A Korean saying says, “Words in the day are heard by birds and words at night, by rats.” It points out, I think, that there is no secret in the world. This is a thing that we have to keep in mind in doing evangelism also. I coined this wisdom as the Rule of Triangle. It warns us Christians of how we have to do as we do what we do to others.
In almost all occasions of life in the world, when one does something to the other, there is another who may be watching how the one does to the other. In other words, an interaction between two persons scarcely go without any witness of it. Simply saying, in almost all cases of real situations, at least three people are involved—one is the doer, the other is the receiver, and another is the witness.
Doing good to others is not always easy even when we are determined. It is true especially if the receiver of it is eccentric, dirty, too demanding, unappreciative of the good or even aggressive to the giver. The derogatory expression, the “bottomless basket,” points the receiver who is too demanding. How about a dirty homeless hurt and dying on a cold street? It may not be easy to give helping hands to him, especially if you were heading for an important meeting fully dressed up. How about being a close friend with a come-out gay of same sex with yours, helping him/her with the truth? Not easy, right? Aggressive people? Very common. As we give an advice to depart their sinful lives, many people become aggressive to us.

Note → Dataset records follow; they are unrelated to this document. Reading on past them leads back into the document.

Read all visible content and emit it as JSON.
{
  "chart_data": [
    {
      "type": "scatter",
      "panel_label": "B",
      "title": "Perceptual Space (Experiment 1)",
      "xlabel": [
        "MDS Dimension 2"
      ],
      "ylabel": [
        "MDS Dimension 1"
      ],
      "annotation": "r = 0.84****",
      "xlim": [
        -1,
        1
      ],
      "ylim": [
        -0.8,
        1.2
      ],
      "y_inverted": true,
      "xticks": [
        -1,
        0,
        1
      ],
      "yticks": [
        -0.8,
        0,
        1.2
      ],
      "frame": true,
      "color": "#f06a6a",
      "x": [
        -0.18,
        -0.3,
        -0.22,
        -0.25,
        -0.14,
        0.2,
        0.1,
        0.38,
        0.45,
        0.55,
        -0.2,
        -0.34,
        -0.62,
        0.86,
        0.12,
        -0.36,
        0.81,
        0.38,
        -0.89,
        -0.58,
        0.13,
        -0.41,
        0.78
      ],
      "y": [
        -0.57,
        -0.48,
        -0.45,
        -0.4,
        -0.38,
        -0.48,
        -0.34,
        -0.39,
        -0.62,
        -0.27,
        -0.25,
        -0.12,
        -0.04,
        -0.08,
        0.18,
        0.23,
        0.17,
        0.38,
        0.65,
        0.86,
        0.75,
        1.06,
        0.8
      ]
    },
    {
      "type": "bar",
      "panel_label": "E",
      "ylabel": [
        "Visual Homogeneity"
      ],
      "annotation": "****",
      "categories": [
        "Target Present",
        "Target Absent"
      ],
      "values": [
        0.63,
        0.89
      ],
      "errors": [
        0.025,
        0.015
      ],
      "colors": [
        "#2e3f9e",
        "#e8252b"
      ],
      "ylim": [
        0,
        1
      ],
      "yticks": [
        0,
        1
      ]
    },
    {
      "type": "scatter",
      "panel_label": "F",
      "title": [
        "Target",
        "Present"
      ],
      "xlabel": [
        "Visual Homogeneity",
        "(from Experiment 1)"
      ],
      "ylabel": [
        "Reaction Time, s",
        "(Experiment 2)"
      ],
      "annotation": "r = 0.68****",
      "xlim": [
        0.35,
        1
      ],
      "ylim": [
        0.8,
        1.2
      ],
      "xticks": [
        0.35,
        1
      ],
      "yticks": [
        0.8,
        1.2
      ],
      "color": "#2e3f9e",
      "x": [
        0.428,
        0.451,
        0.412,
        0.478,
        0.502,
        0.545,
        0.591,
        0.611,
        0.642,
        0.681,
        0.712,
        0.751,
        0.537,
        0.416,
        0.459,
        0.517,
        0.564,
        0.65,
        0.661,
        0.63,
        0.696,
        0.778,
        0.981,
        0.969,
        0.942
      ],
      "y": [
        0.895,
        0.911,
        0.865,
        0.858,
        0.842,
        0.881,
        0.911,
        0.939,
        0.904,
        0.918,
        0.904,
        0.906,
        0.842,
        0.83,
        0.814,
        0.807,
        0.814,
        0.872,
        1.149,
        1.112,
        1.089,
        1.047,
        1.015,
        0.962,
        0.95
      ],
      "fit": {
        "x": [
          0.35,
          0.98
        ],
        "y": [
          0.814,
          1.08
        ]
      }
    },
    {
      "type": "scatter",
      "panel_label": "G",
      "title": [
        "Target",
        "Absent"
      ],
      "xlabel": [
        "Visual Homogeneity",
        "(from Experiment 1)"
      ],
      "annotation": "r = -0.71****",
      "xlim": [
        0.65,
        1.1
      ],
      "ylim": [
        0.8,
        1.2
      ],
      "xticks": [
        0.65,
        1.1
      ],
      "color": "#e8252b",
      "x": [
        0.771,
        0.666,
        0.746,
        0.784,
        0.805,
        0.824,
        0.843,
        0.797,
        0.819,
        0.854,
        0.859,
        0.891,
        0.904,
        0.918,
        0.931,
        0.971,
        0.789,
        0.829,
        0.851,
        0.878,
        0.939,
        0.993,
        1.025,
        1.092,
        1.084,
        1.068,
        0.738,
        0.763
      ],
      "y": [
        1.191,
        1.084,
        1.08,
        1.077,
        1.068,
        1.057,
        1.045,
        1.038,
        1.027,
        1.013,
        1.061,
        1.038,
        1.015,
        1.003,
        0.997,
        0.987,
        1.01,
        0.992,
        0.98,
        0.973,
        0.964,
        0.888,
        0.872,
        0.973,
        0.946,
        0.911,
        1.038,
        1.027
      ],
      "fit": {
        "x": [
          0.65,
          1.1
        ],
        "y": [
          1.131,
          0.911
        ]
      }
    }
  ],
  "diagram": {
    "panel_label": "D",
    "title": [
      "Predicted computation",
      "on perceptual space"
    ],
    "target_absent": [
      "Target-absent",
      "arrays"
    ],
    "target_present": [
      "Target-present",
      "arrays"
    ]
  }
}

As doing good to others is not smooth and easy, what would you do? If your “the other” loses his temper, will you too? If he attacks you by anything, will you too? If he is too stubborn, will you just give him up? If he challenges you, will you get mad at him and do according to your flesh? At this point, the rule may whisper to your years, saying, “Somebody is watching you now!” For judgment, God is the “another” who is watching in secret (Matt. 6:2). However, for evangelism, that is, witnessing the gospel of Jesus, it is a person you may want to evangelize.
Keeping the rule in mind is so important for evangelism. The truer is it, the tougher is your “the other”. It is because the “another” will see your heart, intention, and your spirit in which you are doing the thing to “the other”. As he sees that your heart is holy and righteous in dealing with your tough “the other”, he will eventually glorify God, who is working in you. Sometimes your “the other” could be one, who cannot become a Christian, such as an final stage Alzheimer, yet how you do to him is your evangelism to the “another” of the case—your neighbors, the Alzheimer’s doctor or nurses, or even your children. So, assume that you and your “the other” are not alone in any situation. You have “another” for evangelism, if not, God for judgment. You are almost always at one angle of the triangle.